Oklahoma City University has completed its first year of a partnership with an organization that helps young women, who are under Oklahoma Department of Human Services supervision due to neglect and abuse, succeed in school and work.
Through the partnership, OCU provides participants of the Deborah Rothe Group Home with tutoring services in math and English, invitations to lectures and concerts, and evaluation and assessment services. The Deborah Rothe Group Home, located within a few blocks of the university campus, is a non-profit housing organization for girls who have been wards of the state for many years. The home was founded in 1970 to provide a safe environment for up to eight girls at a time.
Dianne McDaniel, who retired from the Oklahoma Department of Human Services Child Welfare Division last month after more than 30 years of service, managed the group home. It will now be led by Mahogany Gaines, who earned her psychology degree from OCU.

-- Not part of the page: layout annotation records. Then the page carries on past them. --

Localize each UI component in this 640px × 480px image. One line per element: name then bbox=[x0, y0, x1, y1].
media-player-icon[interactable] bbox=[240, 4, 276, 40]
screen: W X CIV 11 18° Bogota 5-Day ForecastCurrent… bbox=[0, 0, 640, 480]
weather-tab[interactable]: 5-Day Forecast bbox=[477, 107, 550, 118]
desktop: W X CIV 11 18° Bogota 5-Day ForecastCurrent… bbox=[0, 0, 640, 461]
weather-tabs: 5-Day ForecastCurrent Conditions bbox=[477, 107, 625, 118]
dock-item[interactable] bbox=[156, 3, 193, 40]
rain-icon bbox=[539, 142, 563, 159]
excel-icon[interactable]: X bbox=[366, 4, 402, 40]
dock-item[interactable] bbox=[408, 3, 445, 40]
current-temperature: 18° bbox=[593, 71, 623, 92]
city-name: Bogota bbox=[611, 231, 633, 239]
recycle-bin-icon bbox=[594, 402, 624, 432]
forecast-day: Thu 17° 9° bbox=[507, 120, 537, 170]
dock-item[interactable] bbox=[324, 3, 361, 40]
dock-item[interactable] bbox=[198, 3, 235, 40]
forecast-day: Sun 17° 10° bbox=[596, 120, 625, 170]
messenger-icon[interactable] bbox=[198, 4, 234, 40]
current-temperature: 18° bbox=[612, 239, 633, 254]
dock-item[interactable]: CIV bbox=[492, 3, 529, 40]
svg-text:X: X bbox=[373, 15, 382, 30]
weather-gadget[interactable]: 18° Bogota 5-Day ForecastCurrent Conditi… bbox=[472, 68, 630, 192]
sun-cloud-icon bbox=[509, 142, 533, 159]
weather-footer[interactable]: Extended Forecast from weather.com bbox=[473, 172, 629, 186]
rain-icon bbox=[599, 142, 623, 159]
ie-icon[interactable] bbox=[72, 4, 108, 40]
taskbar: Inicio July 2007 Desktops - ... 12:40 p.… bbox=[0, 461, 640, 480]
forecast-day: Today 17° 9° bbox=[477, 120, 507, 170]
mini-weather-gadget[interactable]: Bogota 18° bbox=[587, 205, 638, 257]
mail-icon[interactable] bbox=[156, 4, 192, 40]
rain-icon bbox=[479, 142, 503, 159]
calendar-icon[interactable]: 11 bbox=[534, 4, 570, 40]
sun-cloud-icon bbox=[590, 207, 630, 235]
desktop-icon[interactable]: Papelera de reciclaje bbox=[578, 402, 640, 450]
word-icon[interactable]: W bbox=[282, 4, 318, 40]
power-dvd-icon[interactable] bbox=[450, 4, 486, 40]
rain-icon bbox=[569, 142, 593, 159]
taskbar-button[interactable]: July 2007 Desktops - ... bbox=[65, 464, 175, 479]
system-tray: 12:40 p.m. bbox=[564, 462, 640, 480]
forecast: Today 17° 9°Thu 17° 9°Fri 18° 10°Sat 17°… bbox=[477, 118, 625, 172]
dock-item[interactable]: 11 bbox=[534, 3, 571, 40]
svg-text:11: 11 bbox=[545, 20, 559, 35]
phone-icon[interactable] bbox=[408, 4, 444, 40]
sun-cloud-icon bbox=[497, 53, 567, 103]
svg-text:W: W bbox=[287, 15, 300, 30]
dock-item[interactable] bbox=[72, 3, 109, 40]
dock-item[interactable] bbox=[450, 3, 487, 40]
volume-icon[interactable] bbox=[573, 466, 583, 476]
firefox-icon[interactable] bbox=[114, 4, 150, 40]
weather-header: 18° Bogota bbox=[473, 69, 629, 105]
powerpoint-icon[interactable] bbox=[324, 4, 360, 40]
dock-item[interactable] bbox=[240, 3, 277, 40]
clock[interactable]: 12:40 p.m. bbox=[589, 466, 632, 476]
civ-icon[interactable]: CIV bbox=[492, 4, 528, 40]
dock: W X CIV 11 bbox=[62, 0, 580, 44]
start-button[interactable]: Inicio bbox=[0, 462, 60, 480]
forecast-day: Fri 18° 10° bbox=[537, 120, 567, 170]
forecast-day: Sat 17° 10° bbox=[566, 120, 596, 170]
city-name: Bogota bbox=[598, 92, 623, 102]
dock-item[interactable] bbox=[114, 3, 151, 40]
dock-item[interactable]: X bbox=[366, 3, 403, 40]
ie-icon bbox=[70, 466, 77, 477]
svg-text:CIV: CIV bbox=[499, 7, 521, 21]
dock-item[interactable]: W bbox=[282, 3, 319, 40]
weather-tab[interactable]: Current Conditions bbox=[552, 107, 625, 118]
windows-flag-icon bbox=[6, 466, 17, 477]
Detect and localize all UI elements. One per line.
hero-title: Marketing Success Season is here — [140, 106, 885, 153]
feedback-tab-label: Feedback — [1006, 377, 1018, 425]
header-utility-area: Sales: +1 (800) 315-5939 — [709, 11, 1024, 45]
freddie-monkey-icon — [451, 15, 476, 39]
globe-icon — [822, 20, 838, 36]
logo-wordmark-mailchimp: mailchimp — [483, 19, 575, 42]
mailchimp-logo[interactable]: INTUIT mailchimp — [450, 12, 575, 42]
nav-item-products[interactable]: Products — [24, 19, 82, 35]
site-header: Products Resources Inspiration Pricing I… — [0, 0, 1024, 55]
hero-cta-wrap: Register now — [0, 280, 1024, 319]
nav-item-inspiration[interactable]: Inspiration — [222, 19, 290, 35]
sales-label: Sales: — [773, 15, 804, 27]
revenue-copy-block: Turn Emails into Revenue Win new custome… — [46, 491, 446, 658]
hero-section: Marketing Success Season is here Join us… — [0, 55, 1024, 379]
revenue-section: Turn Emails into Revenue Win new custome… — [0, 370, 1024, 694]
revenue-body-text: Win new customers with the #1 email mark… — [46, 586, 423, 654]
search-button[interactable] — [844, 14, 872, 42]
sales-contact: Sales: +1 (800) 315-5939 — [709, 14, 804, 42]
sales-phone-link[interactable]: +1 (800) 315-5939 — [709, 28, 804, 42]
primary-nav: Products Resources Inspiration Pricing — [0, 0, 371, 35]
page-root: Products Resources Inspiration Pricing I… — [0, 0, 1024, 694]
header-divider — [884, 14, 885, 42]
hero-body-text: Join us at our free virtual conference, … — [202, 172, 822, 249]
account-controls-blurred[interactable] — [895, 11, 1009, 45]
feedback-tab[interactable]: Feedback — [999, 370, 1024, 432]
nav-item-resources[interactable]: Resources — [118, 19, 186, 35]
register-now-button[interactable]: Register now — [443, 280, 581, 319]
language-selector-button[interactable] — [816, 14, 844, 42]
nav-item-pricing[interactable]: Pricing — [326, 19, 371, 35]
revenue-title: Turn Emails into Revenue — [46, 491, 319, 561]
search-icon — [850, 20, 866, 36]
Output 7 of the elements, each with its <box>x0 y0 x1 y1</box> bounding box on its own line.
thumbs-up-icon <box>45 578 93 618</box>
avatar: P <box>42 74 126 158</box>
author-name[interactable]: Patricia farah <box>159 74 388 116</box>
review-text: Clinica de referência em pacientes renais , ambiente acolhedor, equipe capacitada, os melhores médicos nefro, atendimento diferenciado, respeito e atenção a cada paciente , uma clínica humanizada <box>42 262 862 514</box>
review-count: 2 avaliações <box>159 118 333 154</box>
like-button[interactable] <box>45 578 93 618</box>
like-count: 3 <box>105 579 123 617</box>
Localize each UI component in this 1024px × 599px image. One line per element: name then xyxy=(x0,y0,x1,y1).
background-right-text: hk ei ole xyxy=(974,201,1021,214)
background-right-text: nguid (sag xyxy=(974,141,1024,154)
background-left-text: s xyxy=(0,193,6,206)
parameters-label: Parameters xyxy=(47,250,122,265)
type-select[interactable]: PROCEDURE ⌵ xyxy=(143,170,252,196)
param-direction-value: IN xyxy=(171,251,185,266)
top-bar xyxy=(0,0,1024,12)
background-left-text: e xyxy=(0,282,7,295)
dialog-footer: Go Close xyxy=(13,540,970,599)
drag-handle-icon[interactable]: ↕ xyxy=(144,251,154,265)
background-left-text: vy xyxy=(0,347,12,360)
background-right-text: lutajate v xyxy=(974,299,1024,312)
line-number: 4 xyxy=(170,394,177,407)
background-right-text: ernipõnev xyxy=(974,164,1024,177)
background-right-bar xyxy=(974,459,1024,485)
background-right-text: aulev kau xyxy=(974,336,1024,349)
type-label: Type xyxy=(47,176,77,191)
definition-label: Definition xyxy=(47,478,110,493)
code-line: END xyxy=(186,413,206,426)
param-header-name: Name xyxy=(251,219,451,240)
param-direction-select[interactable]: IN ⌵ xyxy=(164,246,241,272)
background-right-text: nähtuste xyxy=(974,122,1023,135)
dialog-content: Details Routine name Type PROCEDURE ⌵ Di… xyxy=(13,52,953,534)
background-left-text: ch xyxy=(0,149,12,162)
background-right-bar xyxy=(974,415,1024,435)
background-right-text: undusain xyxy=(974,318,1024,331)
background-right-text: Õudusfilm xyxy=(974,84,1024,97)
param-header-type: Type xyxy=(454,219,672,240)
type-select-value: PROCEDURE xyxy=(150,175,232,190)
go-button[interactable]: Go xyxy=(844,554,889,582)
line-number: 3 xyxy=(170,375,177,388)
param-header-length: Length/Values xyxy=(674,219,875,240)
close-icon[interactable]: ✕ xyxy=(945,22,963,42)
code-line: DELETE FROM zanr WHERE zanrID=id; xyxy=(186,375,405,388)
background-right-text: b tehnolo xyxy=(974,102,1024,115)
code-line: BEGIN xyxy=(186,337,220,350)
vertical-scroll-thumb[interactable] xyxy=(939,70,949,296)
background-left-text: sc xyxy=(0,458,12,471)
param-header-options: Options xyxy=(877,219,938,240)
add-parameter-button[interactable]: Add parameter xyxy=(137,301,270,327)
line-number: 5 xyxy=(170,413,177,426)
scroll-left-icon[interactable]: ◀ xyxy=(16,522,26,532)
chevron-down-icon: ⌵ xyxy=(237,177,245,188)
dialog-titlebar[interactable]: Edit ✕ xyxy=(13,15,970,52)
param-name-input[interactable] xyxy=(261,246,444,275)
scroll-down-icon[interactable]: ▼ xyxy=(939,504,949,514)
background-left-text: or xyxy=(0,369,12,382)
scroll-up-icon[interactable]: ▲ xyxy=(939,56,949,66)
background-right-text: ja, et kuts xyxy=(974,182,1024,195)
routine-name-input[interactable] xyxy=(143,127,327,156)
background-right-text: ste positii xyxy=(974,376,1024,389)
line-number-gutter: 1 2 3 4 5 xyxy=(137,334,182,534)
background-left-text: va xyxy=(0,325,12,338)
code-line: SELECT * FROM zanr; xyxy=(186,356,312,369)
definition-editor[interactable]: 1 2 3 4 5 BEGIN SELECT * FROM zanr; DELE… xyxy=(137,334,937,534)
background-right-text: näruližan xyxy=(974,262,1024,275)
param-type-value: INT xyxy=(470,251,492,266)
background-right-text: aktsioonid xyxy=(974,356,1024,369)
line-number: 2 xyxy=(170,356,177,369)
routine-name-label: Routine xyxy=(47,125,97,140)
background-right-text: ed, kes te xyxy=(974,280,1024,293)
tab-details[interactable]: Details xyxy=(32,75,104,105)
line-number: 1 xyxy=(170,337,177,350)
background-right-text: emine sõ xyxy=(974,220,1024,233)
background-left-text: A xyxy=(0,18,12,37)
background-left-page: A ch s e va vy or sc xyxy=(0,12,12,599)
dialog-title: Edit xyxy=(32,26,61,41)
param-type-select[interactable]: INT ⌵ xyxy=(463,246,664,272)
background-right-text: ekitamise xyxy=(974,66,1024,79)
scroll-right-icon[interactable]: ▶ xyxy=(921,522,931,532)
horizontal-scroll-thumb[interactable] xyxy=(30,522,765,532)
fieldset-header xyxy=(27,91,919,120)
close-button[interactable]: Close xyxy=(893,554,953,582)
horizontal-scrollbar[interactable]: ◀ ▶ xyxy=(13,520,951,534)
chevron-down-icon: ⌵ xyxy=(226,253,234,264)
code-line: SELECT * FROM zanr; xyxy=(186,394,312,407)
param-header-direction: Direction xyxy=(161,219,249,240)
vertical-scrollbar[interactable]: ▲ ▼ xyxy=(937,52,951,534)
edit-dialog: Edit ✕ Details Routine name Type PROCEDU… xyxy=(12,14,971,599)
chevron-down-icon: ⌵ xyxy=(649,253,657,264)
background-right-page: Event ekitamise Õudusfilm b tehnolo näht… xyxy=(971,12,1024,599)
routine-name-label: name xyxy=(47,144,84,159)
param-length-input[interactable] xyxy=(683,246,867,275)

“The countless opportunities that were afforded the girls was both valuable in terms of building their self-worth, as well as their ability to formulate a dream of gaining a higher education,” McDaniel said.
The charitable organization teaches basic living skills, communication, conflict resolution, money management, goal setting and social skills while providing an emotionally stable and nurturing environment in which to live.
OCU psychology professor Dennis Jowaisas led the efforts to establish the partnership last year and said the university plans to continue helping the organization.“OCU recognizes the Deborah Rothe Group Home as a neighbor and, as a good neighbor, the Petree College of Arts and Sciences and the Department of Psychology intend to provide experiences that these young women might not otherwise have,” Jowaisas said. “Their needs are especially critical in times of decreased state funding for organizations like this, and we believe that the whole community benefits when these young women can get this kind of assistance.”